A series of short video excerpts were then presented, showing two clients undergoing a treatment where eye movements were used to focus on bodily sensations/medically unexplained symptoms. Due to the extraordinary reactions that might or might not be seen as recovered or, on the contrary, false memories, each case was recorded on video in order to make it accessible to experts and had English subtitles
The first case that was presented concerned a woman who had been incarcerated as a young adult in a Latin American country, where at the time thousands of people who were opposed to the regime were tortured or “disappeared”, a euphemism for political murder. During her time in prison, she gave birth to her first child in dire circumstances. She and the child survived, and she was functioning well, when suddenly she developed a painful paralysis of her right arm after a flashback experience that was triggered by seeing several policemen approaching. Her memories of the time in prison were more or less continuous, with a lot of independent corroboration. However, there was amnesia for certain episodes. During the therapy that consisted of five treatment sessions, very traumatic torture experiences became accessible and were processed, with no residual symptoms.

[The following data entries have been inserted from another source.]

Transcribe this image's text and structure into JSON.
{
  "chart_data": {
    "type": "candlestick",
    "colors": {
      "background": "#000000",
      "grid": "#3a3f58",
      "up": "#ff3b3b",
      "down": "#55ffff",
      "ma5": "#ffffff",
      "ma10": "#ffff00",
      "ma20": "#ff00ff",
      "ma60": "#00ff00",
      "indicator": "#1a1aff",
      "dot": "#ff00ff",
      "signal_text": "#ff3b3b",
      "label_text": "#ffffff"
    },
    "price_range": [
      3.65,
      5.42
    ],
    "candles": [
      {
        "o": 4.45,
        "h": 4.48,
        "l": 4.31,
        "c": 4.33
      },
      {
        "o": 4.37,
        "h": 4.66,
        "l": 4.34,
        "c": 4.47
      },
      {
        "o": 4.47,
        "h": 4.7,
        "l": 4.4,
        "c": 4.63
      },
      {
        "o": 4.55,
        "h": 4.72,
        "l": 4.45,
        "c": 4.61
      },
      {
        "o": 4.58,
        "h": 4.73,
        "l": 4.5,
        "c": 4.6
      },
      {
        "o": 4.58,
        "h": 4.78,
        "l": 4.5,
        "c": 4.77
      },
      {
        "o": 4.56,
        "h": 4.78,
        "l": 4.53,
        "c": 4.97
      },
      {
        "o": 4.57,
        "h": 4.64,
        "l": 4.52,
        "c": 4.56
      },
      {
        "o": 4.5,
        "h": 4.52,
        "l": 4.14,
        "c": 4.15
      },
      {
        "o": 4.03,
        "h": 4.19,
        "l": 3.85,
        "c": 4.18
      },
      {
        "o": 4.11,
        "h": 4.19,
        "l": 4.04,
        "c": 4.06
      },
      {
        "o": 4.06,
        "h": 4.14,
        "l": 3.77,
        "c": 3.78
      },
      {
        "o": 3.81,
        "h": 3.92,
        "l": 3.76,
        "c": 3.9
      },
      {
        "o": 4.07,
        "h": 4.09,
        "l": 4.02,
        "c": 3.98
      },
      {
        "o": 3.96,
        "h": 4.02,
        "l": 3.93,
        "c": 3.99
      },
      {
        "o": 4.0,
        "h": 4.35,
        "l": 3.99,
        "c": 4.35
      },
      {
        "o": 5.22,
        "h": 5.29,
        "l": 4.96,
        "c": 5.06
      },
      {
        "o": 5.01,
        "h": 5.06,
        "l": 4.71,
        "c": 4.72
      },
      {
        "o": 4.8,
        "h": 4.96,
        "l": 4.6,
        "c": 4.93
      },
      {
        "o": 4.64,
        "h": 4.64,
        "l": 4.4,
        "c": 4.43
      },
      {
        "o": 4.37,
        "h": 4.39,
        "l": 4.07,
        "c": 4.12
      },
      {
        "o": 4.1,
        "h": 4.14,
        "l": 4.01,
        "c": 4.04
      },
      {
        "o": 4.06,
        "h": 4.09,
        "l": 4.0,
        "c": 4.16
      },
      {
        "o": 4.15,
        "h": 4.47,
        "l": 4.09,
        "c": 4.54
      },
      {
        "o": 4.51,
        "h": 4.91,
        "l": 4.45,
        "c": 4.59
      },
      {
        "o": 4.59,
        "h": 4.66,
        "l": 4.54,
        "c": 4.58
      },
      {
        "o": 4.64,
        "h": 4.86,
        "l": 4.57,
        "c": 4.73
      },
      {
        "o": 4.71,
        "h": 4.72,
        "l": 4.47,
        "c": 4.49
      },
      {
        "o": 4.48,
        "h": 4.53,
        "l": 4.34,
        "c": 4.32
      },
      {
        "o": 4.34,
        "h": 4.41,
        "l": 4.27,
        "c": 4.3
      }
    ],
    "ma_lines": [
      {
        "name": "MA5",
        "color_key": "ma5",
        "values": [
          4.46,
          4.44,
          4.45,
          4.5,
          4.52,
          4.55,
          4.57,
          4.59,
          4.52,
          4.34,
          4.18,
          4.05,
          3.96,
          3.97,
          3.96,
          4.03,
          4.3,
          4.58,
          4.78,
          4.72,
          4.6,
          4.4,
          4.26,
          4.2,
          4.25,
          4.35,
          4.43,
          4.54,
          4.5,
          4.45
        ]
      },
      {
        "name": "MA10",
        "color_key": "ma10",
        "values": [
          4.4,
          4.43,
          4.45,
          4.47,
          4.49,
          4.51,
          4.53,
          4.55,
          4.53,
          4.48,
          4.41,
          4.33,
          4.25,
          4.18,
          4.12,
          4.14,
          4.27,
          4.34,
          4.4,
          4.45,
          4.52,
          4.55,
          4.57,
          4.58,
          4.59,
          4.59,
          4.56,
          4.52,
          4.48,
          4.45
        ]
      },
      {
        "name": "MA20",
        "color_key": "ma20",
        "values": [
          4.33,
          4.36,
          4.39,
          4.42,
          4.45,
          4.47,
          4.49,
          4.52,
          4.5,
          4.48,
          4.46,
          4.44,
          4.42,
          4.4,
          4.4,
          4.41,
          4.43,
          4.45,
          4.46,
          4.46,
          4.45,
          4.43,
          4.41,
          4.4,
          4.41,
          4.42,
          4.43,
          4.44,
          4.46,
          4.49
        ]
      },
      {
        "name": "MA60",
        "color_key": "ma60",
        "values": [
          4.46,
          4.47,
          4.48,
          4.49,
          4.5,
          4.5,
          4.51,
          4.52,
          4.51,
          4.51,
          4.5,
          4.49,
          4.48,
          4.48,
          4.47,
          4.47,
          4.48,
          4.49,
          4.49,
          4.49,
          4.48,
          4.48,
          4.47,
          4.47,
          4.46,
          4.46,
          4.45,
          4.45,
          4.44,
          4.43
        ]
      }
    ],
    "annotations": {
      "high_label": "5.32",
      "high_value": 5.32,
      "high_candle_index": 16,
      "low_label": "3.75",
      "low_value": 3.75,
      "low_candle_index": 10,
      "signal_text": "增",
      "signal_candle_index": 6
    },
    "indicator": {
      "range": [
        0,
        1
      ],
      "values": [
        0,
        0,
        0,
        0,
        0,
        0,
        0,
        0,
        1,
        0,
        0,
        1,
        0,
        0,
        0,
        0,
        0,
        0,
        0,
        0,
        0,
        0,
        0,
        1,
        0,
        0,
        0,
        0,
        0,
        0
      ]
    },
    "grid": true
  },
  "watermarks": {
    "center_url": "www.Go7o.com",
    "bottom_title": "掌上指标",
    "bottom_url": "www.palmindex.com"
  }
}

The second example was a patient who had been in therapy previously with the same therapist (LRR). The initial therapy focused on refugee trauma and how to function in the here and now, as a parent and as a professional, in spite of PTSD. The therapy had been successful, but the patient returned 10 years later because of psychosomatic problems. Now, the therapist focused on the somatic experience and for a number of sessions, she suddenly, and to the great confusion of her therapist and herself, remembered several very upsetting early memories of sexual abuse by the father, and even emotional and physical abuse at the hands of her mother.
The material was very upsetting and emotional. However, both clients were functioning well after therapy and still are.

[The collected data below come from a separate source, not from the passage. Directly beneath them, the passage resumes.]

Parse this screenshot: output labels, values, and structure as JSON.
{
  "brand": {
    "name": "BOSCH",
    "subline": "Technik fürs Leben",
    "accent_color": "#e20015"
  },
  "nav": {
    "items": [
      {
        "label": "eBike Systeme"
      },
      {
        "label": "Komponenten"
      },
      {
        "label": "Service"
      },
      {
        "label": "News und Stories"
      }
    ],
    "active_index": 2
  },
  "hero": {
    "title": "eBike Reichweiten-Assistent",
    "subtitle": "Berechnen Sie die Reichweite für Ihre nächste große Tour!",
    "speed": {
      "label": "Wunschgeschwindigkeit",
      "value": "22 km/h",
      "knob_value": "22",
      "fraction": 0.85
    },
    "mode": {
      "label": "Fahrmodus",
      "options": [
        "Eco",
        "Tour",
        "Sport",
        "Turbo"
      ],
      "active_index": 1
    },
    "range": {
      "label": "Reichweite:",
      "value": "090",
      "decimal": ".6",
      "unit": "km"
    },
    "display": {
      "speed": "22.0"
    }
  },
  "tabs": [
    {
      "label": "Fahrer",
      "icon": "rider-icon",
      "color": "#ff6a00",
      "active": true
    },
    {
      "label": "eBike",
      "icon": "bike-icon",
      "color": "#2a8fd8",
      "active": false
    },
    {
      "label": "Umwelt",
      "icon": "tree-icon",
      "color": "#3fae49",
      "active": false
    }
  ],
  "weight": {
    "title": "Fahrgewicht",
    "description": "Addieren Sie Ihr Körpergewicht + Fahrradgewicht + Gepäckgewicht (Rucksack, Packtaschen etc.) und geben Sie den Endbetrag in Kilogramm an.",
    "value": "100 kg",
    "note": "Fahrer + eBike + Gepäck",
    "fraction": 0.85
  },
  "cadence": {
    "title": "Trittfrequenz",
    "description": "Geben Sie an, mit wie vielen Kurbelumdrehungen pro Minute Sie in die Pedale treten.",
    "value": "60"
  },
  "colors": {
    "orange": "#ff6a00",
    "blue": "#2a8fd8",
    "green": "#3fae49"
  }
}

In the discussion, Chris Brewin emphasised first that the material was upsetting, but that there was nothing about the way the memories manifested themselves that was different from subjects processing traumatic memories of a continuous nature, e.g. the knowledge about the trauma had been there all the time.
Ellert Nijenhuis commented on the excerpts from the point of view of dissociation and possible suggestions from the therapist. It was obvious that even if some of the questions that the therapist posed might have been suggestive, the patient did not respond to the potential suggestions but continued to experience flashbulb memories.

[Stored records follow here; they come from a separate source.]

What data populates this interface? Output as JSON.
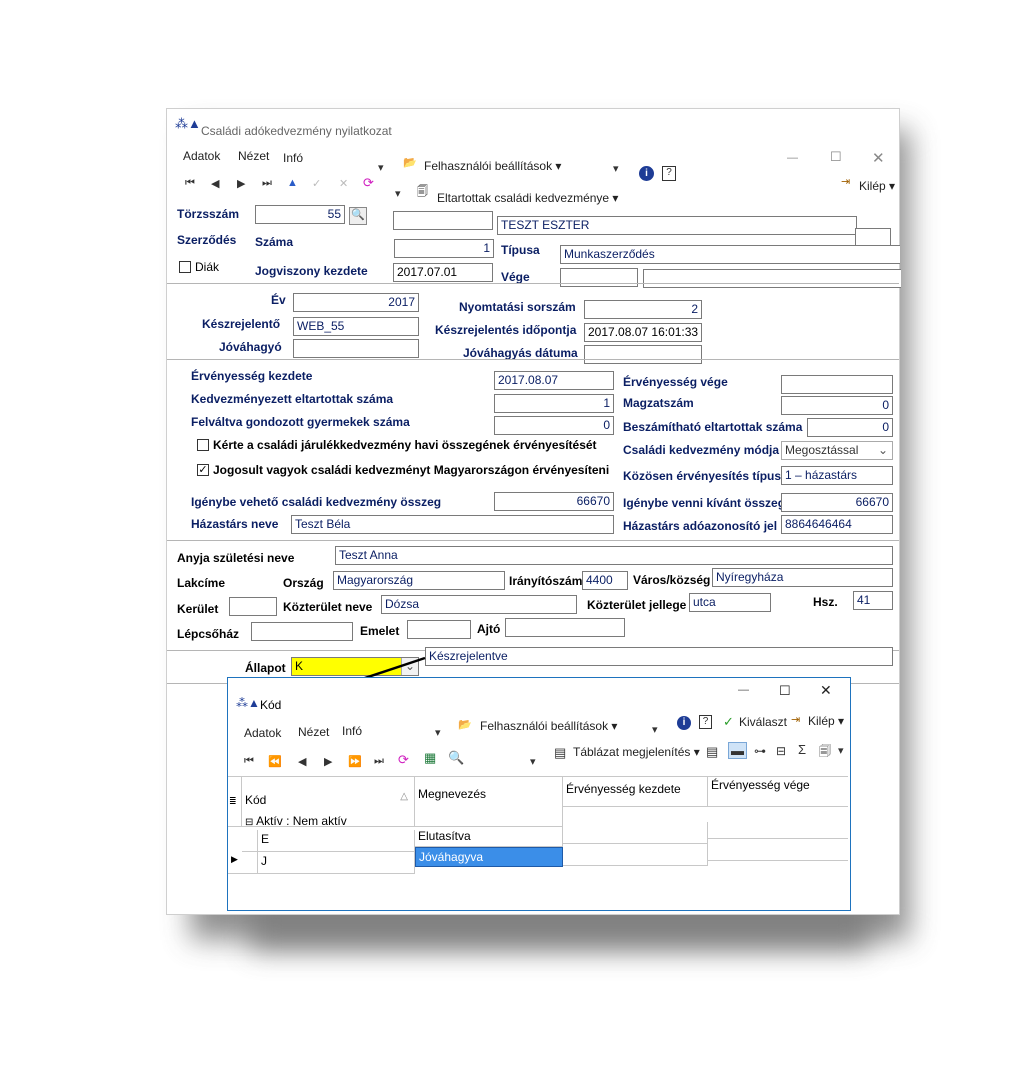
{
  "main_window": {
    "title": "Családi adókedvezmény nyilatkozat",
    "menu": [
      "Adatok",
      "Nézet",
      "Infó"
    ],
    "user_settings": "Felhasználói beállítások",
    "dependents_btn": "Eltartottak családi kedvezménye",
    "exit": "Kilép"
  },
  "header": {
    "torzsszam_label": "Törzsszám",
    "torzsszam_value": "55",
    "name_value": "TESZT ESZTER",
    "szerzodes_label": "Szerződés",
    "szama_label": "Száma",
    "szama_value": "1",
    "tipusa_label": "Típusa",
    "tipusa_value": "Munkaszerződés",
    "diak_label": "Diák",
    "jogviszony_label": "Jogviszony kezdete",
    "jogviszony_value": "2017.07.01",
    "vege_label": "Vége"
  },
  "section1": {
    "ev_label": "Év",
    "ev_value": "2017",
    "keszrejelento_label": "Készrejelentő",
    "keszrejelento_value": "WEB_55",
    "jovahagyo_label": "Jóváhagyó",
    "nyomtatasi_label": "Nyomtatási sorszám",
    "nyomtatasi_value": "2",
    "keszrejelentes_idopont_label": "Készrejelentés időpontja",
    "keszrejelentes_idopont_value": "2017.08.07 16:01:33",
    "jovahagyas_datum_label": "Jóváhagyás dátuma"
  },
  "section2": {
    "erv_kezdete_label": "Érvényesség kezdete",
    "erv_kezdete_value": "2017.08.07",
    "erv_vege_label": "Érvényesség vége",
    "eltartottak_label": "Kedvezményezett eltartottak száma",
    "eltartottak_value": "1",
    "magzatszam_label": "Magzatszám",
    "magzatszam_value": "0",
    "felvaltva_label": "Felváltva gondozott gyermekek száma",
    "felvaltva_value": "0",
    "beszamithato_label": "Beszámítható eltartottak száma",
    "beszamithato_value": "0",
    "kerte_label": "Kérte a családi járulékkedvezmény havi összegének érvényesítését",
    "modja_label": "Családi kedvezmény módja",
    "modja_value": "Megosztással",
    "jogosult_label": "Jogosult vagyok családi kedvezményt Magyarországon érvényesíteni",
    "kozosen_label": "Közösen érvényesítés típusa",
    "kozosen_value": "1 – házastárs",
    "igenybe_vehet_label": "Igénybe vehető családi kedvezmény összeg",
    "igenybe_vehet_value": "66670",
    "igenybe_venni_label": "Igénybe venni kívánt összeg",
    "igenybe_venni_value": "66670",
    "hazastars_neve_label": "Házastárs neve",
    "hazastars_neve_value": "Teszt Béla",
    "hazastars_ado_label": "Házastárs adóazonosító jel",
    "hazastars_ado_value": "8864646464"
  },
  "section3": {
    "anyja_label": "Anyja születési neve",
    "anyja_value": "Teszt Anna",
    "lakcime_label": "Lakcíme",
    "orszag_label": "Ország",
    "orszag_value": "Magyarország",
    "iranyito_label": "Irányítószám",
    "iranyito_value": "4400",
    "varos_label": "Város/község",
    "varos_value": "Nyíregyháza",
    "kerulet_label": "Kerület",
    "kozterulet_nev_label": "Közterület neve",
    "kozterulet_nev_value": "Dózsa",
    "kozterulet_jelleg_label": "Közterület jellege",
    "kozterulet_jelleg_value": "utca",
    "hsz_label": "Hsz.",
    "hsz_value": "41",
    "lepcsohaz_label": "Lépcsőház",
    "emelet_label": "Emelet",
    "ajto_label": "Ajtó"
  },
  "section4": {
    "allapot_label": "Állapot",
    "allapot_value": "K",
    "allapot_desc": "Készrejelentve"
  },
  "popup": {
    "title": "Kód",
    "menu": [
      "Adatok",
      "Nézet",
      "Infó"
    ],
    "user_settings": "Felhasználói beállítások",
    "select": "Kiválaszt",
    "exit": "Kilép",
    "table_view": "Táblázat megjelenítés",
    "columns": [
      "Kód",
      "Megnevezés",
      "Érvényesség kezdete",
      "Érvényesség vége"
    ],
    "group_label": "Aktív : Nem aktív",
    "rows": [
      {
        "kod": "E",
        "megnevezes": "Elutasítva"
      },
      {
        "kod": "J",
        "megnevezes": "Jóváhagyva"
      }
    ]
  },
  "colors": {
    "label": "#0a1e63",
    "highlight_yellow": "#ffff00",
    "selected_row": "#3b8ee8",
    "popup_border": "#1e73be"
  }
}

Elizabeth Loftus remarked firstly that she did not know what to say, and later that she now realized what therapists' encounters with recovered memories might be like. Then, “I wonder what you (the audience) would say if she became a retractor?”
At this point, the audience was invited to comment. Dan Josefsson, the author of the book about Thomas Quick, remarked that the videos were very convincing, but equally so were Thomas Quick’s memories as they appeared during therapy. Loftus and Brewin both expressed their interest in reviewing the material, but Josefsson had to explain that there were no videos, only written records.
At the end of the conference, one would have liked to have a recipe for differentiating false and true memories of trauma. This was not achieved, but what we witnessed was a meeting where proponents of very differing theories from differing clinical and research backgrounds came together and generously shared their knowledge and engaged in an earnest discussion, using concrete clinical examples.